Christmases and birthdays would be ridiculous. First of all my birthday falls late in the year. I realise we were poor but mom seemed to share the holiday gift budget between my birthday and Christmas. It resulted in a small present for each while in comparison my brother's haul was huge. I am not kidding here. This is not an unfounded whine that things are unfair and mom doesn't love me. This was actually quite true.
One holiday I received a skateboard. The price tag of $16.99 was still affixed. But imagine being 12 years old and running out to the living room and Christmas tree. Squished in around the tree and between the pieces of furniture was the biggest haul of gifts I had ever seen. Most of is was unwrappable. Hockey equipment, out door nets, fishing equipment, tent, ruck sack, camp cooking equipment, sleeping bag, pad, and so on. There I was, the outdoor kid in a sea of outdoor gear. How absolutely wonderful. But that was not to be for as I went from gift tag to gift tag, I discovered they all had my brother's name. All of it. That morning, when the family was together and I was forced to witness the show, I put on one of the best Oscar winning performances of happiness I ever did. The explanation? They weren't gifts rather the tools necessary for playing hockey and scouts. Hmmm. Then why put bows and tags on them and put them out for Xmas morning. I made the mistake of asking about it and was slammed down. I remember that Christmas being scared to say or do anything that would risk displeasing my mom.
One holiday I received a puppet. My brother got a computer (at that time a simple computer was about $3000).
One holiday I received a fake Barbie. My brother got a shitload of gifts.

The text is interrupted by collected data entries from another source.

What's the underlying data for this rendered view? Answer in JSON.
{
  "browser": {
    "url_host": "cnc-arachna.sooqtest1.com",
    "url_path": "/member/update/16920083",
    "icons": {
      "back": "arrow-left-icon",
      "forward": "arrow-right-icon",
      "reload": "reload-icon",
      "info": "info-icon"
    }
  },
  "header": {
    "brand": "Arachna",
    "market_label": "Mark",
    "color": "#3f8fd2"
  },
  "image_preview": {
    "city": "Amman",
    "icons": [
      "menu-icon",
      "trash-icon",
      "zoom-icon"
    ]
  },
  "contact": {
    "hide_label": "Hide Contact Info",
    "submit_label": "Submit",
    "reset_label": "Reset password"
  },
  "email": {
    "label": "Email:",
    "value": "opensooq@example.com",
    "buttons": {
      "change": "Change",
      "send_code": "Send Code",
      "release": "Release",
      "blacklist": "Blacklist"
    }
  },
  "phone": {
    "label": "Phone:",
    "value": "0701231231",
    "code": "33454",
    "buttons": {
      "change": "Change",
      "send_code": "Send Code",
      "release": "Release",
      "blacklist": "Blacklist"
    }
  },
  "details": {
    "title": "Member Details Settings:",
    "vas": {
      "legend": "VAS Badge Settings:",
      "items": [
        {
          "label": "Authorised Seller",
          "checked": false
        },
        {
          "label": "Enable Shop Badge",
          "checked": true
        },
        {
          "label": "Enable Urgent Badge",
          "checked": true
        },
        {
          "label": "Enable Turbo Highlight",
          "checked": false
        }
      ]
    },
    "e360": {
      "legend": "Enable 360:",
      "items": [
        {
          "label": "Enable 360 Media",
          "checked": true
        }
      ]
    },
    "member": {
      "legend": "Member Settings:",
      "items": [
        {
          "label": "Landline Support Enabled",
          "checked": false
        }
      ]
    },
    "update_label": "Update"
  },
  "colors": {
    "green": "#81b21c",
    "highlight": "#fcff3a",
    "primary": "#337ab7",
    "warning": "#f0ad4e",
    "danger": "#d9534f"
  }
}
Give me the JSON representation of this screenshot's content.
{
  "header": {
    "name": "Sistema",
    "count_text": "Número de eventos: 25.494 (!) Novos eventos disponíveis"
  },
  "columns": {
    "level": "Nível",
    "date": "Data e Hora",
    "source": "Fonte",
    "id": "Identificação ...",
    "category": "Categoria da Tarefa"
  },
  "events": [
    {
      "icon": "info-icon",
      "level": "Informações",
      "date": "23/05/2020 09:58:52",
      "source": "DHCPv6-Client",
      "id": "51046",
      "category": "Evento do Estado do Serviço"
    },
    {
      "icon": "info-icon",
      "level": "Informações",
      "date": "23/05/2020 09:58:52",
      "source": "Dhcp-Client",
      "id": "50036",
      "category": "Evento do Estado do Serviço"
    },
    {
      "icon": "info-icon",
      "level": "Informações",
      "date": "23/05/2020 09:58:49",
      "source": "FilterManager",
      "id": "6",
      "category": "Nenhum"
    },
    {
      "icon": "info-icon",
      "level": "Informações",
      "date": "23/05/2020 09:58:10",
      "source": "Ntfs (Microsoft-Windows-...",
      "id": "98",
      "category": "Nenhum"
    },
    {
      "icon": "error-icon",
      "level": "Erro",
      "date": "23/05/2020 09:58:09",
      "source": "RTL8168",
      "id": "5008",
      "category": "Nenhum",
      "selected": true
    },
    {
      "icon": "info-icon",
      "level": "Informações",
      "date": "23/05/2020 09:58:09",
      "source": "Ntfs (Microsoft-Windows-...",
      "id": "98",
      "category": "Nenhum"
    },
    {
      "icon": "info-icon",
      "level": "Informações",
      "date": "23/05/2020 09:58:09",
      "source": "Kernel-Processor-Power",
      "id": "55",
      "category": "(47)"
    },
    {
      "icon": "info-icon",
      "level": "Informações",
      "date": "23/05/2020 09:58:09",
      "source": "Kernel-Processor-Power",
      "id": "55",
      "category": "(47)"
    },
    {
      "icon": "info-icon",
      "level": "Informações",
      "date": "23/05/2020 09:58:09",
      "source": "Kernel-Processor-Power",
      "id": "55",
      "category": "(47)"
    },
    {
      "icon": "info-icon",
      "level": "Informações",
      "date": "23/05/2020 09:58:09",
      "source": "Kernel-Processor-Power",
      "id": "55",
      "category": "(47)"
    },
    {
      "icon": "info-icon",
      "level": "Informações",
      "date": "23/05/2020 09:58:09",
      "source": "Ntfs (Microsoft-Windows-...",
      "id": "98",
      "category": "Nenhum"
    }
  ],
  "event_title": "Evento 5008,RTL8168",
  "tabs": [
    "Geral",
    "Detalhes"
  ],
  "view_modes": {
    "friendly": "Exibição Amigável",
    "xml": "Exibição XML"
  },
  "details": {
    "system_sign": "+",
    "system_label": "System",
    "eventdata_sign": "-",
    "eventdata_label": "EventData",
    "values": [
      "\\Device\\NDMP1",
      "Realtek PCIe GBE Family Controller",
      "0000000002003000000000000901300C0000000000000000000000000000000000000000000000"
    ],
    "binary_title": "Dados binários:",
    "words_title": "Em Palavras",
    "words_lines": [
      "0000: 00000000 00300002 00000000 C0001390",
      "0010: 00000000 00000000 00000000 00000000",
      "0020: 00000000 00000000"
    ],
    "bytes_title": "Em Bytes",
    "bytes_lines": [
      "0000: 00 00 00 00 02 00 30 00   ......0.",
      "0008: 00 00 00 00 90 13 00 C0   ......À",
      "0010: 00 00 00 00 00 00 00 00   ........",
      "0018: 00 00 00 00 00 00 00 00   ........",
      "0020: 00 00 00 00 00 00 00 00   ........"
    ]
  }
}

Now we were poor so I never asked for anything. Did this mean to my parents figured they didn't have to give me anything? I irritated me that my brother was always whining for stuff - which he got. Meawhile we ate oxtail soup, marrow from the dog bones my mom would get from the butcher to make soup, rabbit, and horsemeat. Mom sacrificed to put clothes on our back. But my brother asked for everything and usually got i
I always felt like she didn't even want me. When I was older she told me how she had to give up a promising career as a commercial artist. Was I the reason? Was I unplanned? Did she resent my presence? I sure felt that. It would certainly explain the difference in the manner she treated my brother and I. Where as I seemed to draw bitterness, my brother's existence seemed to bring her joy. There was another thing I felt might be the reason for her hate in me...... trauma.
All that camping and fishing gear? It never got used. It got dragged around as we moved and collected dust. The tent got erected once and my brother (10) lasted but a few hours in the back yard heading back to the house. I badly wanted to use it but was barely allowed to look at it let alone touch it (gosh I wanted that knife and pack).